I picked up the brochures Richard shoved across the diner’s table at me. Assisted living centers. It made me sick that I was even considering this.
“Maybe she could survive another trip. Maybe,
if the government had a couple of good doctors check her out before and after—”
“I’ve already talked to her doctors, Mellissa. They say that her heart just isn’t up to it.”
I pressed a finger against the front of one of the brochures, blocking the smiling face of some elderly patient who was staring at me, almost like he was mocking me.
“She wouldn’t like being placed in one these places. She always said she would rather die than live in an old folks’ home.”
“These are a little different than that. She’ll have her own room, her own space, and she’ll be able to set her own schedule.”
“What about her shows? Will they let her watch television?”
“There’s a television in each of the rooms.”
“You thought of everything.”
“That’s kind of in my job description.” Richard reached across the table and took my hand. “I know you’re scared, Mellissa, but we both knew this day might come.”
I looked at him, angry with myself that my vision was blurred by unshed tears. “Haven’t we lost enough already?
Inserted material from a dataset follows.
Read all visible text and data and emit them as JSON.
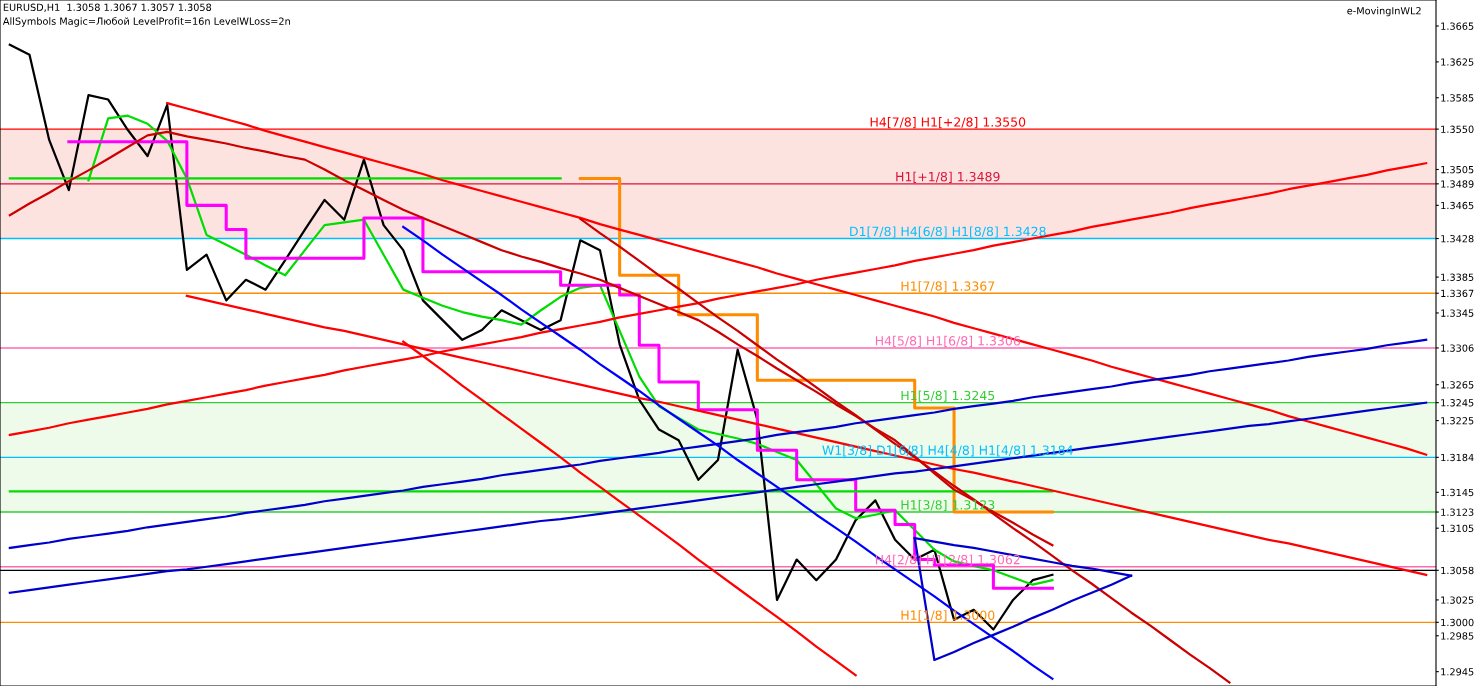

Do you really expect me to be okay with abandoning my grandmother and letting her die alone in some nursing home?”
“She won’t be alone. I promise you that.”
There was a softness to his tone that I knew was sincere. But it didn’t take away the feeling that I’d been punched in the gut. I pulled my hand from his and fled the booth, rushing to the women’s room tucked into a back corner of the diner.
“Get a grip,” I told myself as I stood at the mirror, grasping the thick porcelain of the sink between my hands, staring into my own eyes. “Don’t do this.”
And then every bite of my breakfast—eaten just a few hours ago in this very diner—came up into the sink.
I couldn’t do this. I wasn’t strong enough. I couldn’t walk away from the friends I’d made, the life I’d built. I couldn’t leave my home, my few, precious possessions. Conrad. How was I supposed to leave Conrad so soon after I found him? Hadn’t I always dreamed of finding my prince, my soulmate? Hadn’t I always dreamed of meeting a man who touched my soul when he looked in my eyes the way Conrad did? How could I leave him now, now when he was in the middle of this legal nightmare, struggling with protecting the woman he once loved?